Обычно в онкологию приходят с какой-то личной историей.

— Не всегда так, но у меня это так. Мама умерла от рака молочной железы в 2008 году, я был ее лечащим врачом. Отец в июле этого года заболел колоректальным раком. Оперировали его выпускники ВШО. Кстати, вот вам очень хороший тест нашего образования: давайте спросим ректора или декана медицинского вуза, положит ли он отца на операцию к своему вчерашнему выпускнику. Я положил не потому, что мне нужно было показать, что я не боюсь. Я действительно не боялся. Сделали операцию, отец сейчас живет.

Вы не раз оставляли свой телефон в открытом доступе в фейсбуке. Кто к вам чаще всего обращается?

— Мне пишут простые люди, просят помочь разобраться в ситуации, просят посоветовать, куда обратиться, что делать и т.д. Есть проблемы и с диагностикой, и с паллиативом. Это совершенно обычные проблемы онкологического пациента в России, которому постоянно нужна помощь. Я даю прямые контакты конкретных врачей или отправляю обратившихся в нашу службу «Просто спросить».

«Онкологию ждет массовый бардак»

1 января 2022 года вступит в силу новый «Порядок оказания медицинской помощи взрослому населению при онкологических заболеваниях», который грозит катастрофой для пациентов.

— Люди потеряют право бесплатно лечиться в других регионах — только в федеральных клиниках. Но федеральные клиники совсем не резиновые. И многие из них не сказать чтобы уж очень хороши. И часто бывает так, что команды нужных врачей находятся в региональных, а не в федеральных клиниках. Человек из условного Сыктывкара уже не сможет поехать лечиться, например, в Казанский онкодиспансер. Пациенты с Дальнего Востока ездили в Иркутск, а теперь не поедут. Онкологические диспансеры в регионах очень-очень разные по качеству лечения, возможностям и прочему.

Федеральные центры есть только в Москве и Петербурге?

— Еще в Ростове.

У которого, судя по отзывам моих коллег-журналистов, не блестящая репутация.

— Это очень густонаселенный регион, но лечиться оттуда многие уезжают в другие места.

С этим новым порядком на самом деле много проблем и кроме маршрутизации пациентов. Там такие требования к консилиуму, которые сами по себе создадут массовый бардак в онкологии.
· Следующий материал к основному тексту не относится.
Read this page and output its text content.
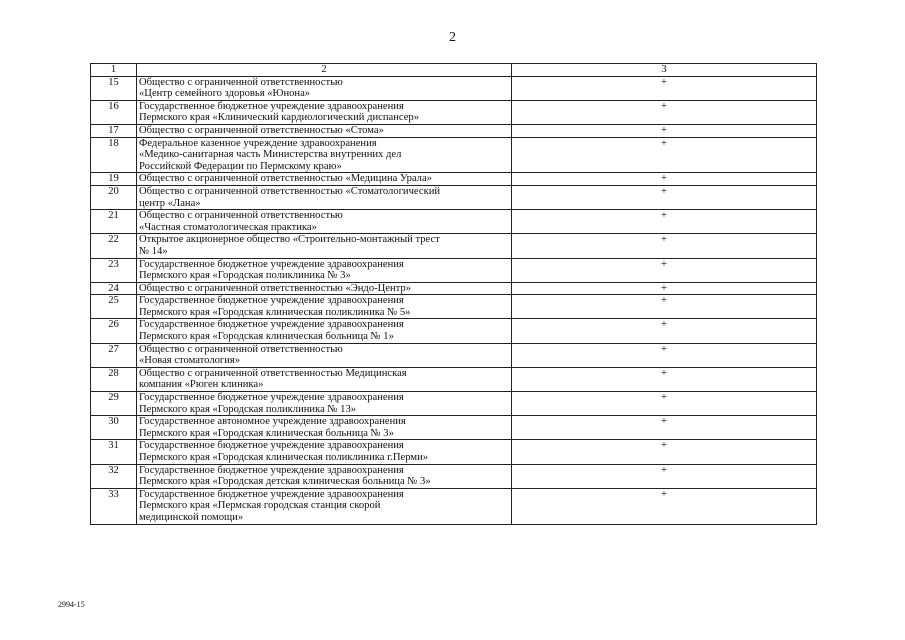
2
1	2	3
15	Общество с ограниченной ответственностью
«Центр семейного здоровья «Юнона»	+
16	Государственное бюджетное учреждение здравоохранения
Пермского края «Клинический кардиологический диспансер»	+
17	Общество с ограниченной ответственностью «Стома»	+
18	Федеральное казенное учреждение здравоохранения
«Медико-санитарная часть Министерства внутренних дел
Российской Федерации по Пермскому краю»	+
19	Общество с ограниченной ответственностью «Медицина Урала»	+
20	Общество с ограниченной ответственностью «Стоматологический
центр «Лана»	+
21	Общество с ограниченной ответственностью
«Частная стоматологическая практика»	+
22	Открытое акционерное общество «Строительно-монтажный трест
№ 14»	+
23	Государственное бюджетное учреждение здравоохранения
Пермского края «Городская поликлиника № 3»	+
24	Общество с ограниченной ответственностью «Эндо-Центр»	+
25	Государственное бюджетное учреждение здравоохранения
Пермского края «Городская клиническая поликлиника № 5»	+
26	Государственное бюджетное учреждение здравоохранения
Пермского края «Городская клиническая больница № 1»	+
27	Общество с ограниченной ответственностью
«Новая стоматология»	+
28	Общество с ограниченной ответственностью Медицинская
компания «Рюген клиника»	+
29	Государственное бюджетное учреждение здравоохранения
Пермского края «Городская поликлиника № 13»	+
30	Государственное автономное учреждение здравоохранения
Пермского края «Городская клиническая больница № 3»	+
31	Государственное бюджетное учреждение здравоохранения
Пермского края «Городская клиническая поликлиника г.Перми»	+
32	Государственное бюджетное учреждение здравоохранения
Пермского края «Городская детская клиническая больница № 3»	+
33	Государственное бюджетное учреждение здравоохранения
Пермского края «Пермская городская станция скорой
медицинской помощи»	+
2994-15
Сейчас идут перезвоны между разными клиниками, они просто не понимают, как исполнять этот порядок.

Фото: личная страница Ильи Фоминцева в фейсбуке

Фото: личная страница Ильи Фоминцева в фейсбуке

Зачем вообще этот новый порядок потребовался, по вашему мнению?

— Можно понять, откуда это все взялось: огромное количество людей стало ездить из региона в регион лечиться. В Санкт-Петербурге положительное сальдо, со слов бывшего главы Территориального фонда ОМС Санкт-Петербурга [Александра Кужеля], за счет межтерриториальных расчетов в год составляло до 10 млрд руб. Соответственно, из каких-то регионов эти деньги вымываются.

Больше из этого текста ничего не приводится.